Кто бодрствует в спящем доме, — сон, окружая его, обволакивает и давит. Этот чужой сон подобен течению, в котором стоит человек, сопротивляющийся силе воды. Оно подталкивает, колышет, манит и увлекает; переступи шаг — и ты уже отнесен несколько. «Они спят, — думает бодрствующий, — все спят», — зевая, говорит он, и лениво-завистливая мысль эта, повторяясь множество раз представлениями уютной постели, нагнетает оцепенение. Члены тяжелы и чувствительны; движения рассеянны; утомленное сознание бессвязно и ярко бродит — где попало и как попало. То около скрипа подошвы, шума крови в висках, то заведет речь о вечности или причине причин. Голова держится на шее — это становится ясно от ее тяжести, а глаза налиты клеем; хочется задремать, перейти в то любопытное и мало исследованное состояние, когда сон и явь замирают в усилии взаимного сладкого сопротивления.
Стук, взламывающий такое состояние, не говорит ничего уму, только — слуху; если он повторится, — дремота уже прозрачнее; в туманно-вопросительном настроении человек настраивает внимание и ждет нового стука. Когда он слышит его, — сомнения нет; это стук — там или там; некий безусловный акт, требующий ответного действия. Тогда, вздрогнув и зевнув, человек возвращается к бытию.

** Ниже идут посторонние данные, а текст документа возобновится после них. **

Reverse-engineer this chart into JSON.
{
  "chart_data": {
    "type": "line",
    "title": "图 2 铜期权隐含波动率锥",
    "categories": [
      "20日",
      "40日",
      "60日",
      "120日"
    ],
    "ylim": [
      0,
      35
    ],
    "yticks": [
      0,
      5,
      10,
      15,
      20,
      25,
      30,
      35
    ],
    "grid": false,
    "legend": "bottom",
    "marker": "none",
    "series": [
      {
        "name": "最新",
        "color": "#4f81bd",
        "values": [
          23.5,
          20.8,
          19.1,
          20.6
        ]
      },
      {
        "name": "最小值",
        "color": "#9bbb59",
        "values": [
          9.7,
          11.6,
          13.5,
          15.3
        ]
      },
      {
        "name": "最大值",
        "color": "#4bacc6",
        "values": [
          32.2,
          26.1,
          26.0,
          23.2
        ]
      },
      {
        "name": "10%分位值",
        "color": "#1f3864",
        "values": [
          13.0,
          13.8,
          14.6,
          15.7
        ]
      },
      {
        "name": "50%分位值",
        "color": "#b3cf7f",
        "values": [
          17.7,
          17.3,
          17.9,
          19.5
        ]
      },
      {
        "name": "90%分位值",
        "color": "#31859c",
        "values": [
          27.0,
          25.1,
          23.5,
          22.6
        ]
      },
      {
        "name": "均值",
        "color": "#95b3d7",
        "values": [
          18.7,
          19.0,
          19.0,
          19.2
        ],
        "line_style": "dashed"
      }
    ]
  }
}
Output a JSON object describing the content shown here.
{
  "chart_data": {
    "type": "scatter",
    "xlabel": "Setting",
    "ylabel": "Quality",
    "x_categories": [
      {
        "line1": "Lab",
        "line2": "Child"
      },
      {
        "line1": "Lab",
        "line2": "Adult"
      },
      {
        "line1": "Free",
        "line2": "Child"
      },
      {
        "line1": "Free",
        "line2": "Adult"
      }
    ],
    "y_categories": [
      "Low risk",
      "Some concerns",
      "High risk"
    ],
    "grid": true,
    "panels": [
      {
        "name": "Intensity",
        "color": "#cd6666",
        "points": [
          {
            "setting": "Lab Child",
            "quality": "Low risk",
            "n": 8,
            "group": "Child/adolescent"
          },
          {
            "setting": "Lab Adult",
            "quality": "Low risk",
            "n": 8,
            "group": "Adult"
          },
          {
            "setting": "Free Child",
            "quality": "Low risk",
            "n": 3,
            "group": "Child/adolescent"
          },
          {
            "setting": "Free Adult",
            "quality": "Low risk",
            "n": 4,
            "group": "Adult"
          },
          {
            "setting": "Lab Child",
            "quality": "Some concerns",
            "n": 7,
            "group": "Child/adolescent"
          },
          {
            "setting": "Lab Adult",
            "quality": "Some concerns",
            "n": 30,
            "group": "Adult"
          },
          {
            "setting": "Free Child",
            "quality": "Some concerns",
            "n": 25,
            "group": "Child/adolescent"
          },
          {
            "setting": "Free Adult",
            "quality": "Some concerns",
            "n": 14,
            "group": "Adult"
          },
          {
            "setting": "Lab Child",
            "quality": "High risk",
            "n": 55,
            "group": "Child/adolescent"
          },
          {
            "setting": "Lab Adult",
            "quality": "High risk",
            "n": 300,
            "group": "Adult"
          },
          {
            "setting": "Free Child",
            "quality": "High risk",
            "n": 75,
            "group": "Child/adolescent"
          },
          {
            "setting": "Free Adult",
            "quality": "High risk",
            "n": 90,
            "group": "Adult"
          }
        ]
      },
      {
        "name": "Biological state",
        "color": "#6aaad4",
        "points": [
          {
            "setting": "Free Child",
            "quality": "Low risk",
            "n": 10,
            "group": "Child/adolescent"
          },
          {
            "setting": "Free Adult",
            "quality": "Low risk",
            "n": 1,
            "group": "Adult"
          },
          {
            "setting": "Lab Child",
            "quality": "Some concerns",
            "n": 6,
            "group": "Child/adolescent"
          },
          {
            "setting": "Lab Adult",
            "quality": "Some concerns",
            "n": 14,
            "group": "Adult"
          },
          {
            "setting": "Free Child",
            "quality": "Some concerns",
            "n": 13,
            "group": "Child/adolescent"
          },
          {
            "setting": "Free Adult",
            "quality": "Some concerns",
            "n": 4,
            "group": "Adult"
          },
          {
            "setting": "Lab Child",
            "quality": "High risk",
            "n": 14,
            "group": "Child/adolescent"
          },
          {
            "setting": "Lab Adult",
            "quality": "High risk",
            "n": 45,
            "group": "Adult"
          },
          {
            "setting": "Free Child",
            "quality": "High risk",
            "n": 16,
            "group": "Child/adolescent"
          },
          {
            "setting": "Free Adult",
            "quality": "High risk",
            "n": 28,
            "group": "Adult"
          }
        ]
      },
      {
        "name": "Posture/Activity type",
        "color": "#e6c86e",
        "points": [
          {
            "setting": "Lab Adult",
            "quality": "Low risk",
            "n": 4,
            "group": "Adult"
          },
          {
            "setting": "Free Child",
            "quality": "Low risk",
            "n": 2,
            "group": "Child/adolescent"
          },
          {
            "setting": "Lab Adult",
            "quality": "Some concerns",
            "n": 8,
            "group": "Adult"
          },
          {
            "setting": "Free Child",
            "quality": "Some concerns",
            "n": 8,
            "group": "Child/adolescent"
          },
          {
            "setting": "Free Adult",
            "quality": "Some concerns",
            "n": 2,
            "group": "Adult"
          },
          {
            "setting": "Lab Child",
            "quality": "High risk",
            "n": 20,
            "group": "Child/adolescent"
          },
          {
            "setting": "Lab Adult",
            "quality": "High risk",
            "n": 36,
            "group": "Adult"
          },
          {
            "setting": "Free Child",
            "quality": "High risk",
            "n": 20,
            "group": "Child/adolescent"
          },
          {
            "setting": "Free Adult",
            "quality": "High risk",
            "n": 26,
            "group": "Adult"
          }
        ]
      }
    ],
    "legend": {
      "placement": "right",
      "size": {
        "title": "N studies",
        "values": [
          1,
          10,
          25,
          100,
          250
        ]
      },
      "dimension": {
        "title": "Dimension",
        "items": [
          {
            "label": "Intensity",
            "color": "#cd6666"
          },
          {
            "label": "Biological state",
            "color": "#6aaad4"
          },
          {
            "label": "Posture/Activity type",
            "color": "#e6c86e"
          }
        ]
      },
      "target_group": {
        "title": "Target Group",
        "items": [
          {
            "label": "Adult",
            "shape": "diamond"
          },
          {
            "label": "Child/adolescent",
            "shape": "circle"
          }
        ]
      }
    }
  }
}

Тот стук, которому ответил глубокий вздох присевшего на табурет часового, раздался изнутри особо охраняемой камеры. Часовой выпрямился, поправил кожаный пояс с висевшим на нем револьвером и встал. «Может быть, больше не постучит», — отразилось в его сонном лице. Но снова прозвучал стук, — легкий и ровный, обезличенный эхом; казалось, стучит из всех точек своих весь коридор. И в стуке этом был интимный оттенок — некое успокоительное подзывание, подобное киванию пальцев.
Часовой, разминаясь, подошел к двери.
— Это вы стучите? Что надо? — сурово спросил он. Но не сразу послышался изнутри ответ; казалось, узник сквозь железо и доски смотрит на часового, как в обычной беседе, медля заговорить.